Government suggests it will dig deep

National director for social care Kathryn Hudson acknowledged last week that inadequate funding had been a recurring theme in responses to the adult services green paper.

Launching an analysis of consultation responses at the National Social Services Conference, Hudson said the Department of Health had heard the message about resources “loud and clear”.

The report’s foreword, written by care services minister Liam Byrne, appears to confirm that the department has dropped its previous insistence that the green paper’s vision was “cost neutral”.

While noting that the 1,511 response submissions gave “overwhelming support for the vision we set out”, Byrne says they “also tell us that these ambitions will require resources to achieve them”.

He lists the extra money being pumped into the system – £60m for pilots on preventive services, £80m for telecare and £80m for extra care housing and, inevitably, savings made through efficiencies.

But he also says the consultation responses provide “invaluable evidence to inform our work for the next spending review”.

He suggests relaying to colleagues at the Treasury the view among respondents that there is already great pressure on existing resources – something that will increase as the population ages.

The proposed shift to preventive services also provoked “significant concerns” about “the ability to facilitate this shift within existing resources”, the report says.

Concerns were raised that resources should not be diverted from people who have high-level needs or may have them in the future, and there was scepticism over whether a preventive shift might be sustained.

The Audit Commission, in its response, suggests the evidence base for the long-term benefits of prevention is “underdeveloped”.

Recruitment and retention of staff were considered by more than half of respondents to be a significant problem, with a “universal level of concern” about pay.

“There was a perception that this should be tackled in advance of other issues relating to recruitment, retention and cultural change,” it adds.

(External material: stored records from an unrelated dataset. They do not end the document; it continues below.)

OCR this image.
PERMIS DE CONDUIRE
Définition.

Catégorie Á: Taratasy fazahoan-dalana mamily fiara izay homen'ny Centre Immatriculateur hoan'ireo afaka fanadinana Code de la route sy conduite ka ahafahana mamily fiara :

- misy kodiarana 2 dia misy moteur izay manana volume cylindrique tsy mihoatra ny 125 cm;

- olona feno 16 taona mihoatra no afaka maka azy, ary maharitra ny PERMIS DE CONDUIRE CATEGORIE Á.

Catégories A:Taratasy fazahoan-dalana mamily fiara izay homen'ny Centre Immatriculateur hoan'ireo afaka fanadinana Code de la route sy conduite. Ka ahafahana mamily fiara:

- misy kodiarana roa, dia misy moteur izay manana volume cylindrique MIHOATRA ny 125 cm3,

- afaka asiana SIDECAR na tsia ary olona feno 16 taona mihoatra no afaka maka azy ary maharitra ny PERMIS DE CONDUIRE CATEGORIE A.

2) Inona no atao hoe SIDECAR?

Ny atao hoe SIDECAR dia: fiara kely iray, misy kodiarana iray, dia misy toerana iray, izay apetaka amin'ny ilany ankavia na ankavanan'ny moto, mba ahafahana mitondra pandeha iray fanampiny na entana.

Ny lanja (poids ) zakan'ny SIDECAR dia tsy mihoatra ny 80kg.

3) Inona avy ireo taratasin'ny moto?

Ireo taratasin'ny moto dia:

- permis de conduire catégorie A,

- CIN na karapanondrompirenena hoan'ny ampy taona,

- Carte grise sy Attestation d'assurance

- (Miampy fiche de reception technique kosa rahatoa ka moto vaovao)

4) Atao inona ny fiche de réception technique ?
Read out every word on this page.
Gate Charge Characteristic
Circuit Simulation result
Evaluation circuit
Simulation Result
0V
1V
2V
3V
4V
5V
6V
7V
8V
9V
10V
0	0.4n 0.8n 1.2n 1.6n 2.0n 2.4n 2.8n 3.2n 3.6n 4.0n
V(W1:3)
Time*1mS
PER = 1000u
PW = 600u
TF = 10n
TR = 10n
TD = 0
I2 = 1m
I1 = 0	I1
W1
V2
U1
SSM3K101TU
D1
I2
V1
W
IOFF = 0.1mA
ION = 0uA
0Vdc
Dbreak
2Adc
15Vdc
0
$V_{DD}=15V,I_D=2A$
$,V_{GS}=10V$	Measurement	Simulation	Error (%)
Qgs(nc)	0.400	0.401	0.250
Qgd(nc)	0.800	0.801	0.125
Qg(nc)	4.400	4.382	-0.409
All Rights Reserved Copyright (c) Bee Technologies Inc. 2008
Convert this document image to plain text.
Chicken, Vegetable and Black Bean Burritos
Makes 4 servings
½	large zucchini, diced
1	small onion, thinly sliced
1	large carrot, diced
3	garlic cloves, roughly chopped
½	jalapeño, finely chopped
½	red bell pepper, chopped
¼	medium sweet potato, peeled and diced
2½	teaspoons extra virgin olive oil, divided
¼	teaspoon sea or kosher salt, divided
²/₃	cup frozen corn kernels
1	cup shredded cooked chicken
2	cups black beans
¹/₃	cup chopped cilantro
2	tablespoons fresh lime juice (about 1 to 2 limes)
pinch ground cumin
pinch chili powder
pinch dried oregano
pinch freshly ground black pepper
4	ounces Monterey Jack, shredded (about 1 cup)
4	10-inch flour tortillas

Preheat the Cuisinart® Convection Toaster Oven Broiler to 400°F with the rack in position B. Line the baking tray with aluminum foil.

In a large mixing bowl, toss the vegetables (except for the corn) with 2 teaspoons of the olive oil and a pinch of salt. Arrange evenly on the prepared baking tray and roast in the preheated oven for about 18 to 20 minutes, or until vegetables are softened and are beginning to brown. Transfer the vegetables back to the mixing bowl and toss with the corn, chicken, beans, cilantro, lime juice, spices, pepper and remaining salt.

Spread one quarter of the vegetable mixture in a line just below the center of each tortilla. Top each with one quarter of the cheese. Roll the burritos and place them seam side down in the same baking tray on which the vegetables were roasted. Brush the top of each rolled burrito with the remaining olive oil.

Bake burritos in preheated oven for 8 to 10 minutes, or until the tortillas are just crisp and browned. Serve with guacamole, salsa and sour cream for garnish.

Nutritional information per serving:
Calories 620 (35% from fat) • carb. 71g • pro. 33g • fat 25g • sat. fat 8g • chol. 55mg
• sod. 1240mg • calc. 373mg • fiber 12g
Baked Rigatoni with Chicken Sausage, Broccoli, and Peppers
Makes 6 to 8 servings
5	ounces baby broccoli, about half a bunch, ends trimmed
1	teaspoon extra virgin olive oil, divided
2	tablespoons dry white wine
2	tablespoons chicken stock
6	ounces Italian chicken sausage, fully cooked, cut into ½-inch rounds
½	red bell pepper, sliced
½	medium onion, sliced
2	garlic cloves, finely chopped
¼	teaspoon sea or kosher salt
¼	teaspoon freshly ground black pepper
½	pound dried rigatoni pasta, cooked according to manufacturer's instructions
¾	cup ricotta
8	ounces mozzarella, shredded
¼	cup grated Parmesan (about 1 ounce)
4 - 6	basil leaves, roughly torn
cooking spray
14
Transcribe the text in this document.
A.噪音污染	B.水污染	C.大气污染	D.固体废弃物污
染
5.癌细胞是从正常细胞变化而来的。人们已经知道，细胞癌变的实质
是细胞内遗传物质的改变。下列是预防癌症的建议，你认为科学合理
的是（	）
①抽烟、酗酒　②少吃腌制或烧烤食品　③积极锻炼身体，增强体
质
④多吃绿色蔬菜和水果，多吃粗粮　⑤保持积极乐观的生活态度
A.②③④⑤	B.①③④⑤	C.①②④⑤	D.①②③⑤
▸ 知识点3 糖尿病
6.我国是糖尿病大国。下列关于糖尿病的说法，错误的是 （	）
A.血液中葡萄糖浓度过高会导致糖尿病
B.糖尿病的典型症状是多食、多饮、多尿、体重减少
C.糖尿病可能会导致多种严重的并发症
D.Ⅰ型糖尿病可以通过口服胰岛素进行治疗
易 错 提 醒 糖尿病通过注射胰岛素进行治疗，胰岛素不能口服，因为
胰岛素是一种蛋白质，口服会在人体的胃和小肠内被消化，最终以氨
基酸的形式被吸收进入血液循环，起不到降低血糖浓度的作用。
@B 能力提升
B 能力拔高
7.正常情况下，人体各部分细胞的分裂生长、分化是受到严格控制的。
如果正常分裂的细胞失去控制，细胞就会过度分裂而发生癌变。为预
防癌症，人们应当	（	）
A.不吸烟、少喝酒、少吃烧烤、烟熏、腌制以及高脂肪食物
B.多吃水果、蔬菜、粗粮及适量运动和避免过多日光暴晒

British Association of Social Workers director Ian Johnston says pay needs to be improved “to make sure it really is on a par with similar occupations”.

But he says there needs to be far greater appreciation of the demanding nature of social care work and more ways to sustain people over the long term in a stressful job.

The report says respondents felt that the quality and quantity of available training was “inappropriate”, and Johnston says there is insufficient training capacity to meet the interest in social work careers.

Together with the IT improvements needed to support a new system of service user choice, respondents’ calls for greater investment in the workforce, prevention and the ageing population appear to have undermined the cost-neutral theory.

Jennifer Rankin, health and social care researcher at the Institute for Public Policy Research, says the government does appear to have softened its stance by even acknowledging the sector believes more resources are necessary.

And she believes last week’s announcement of a joint health and social care spending review submission by health secretary Patricia Hewitt might mean there will be more resources to fund what appears a popular green paper vision.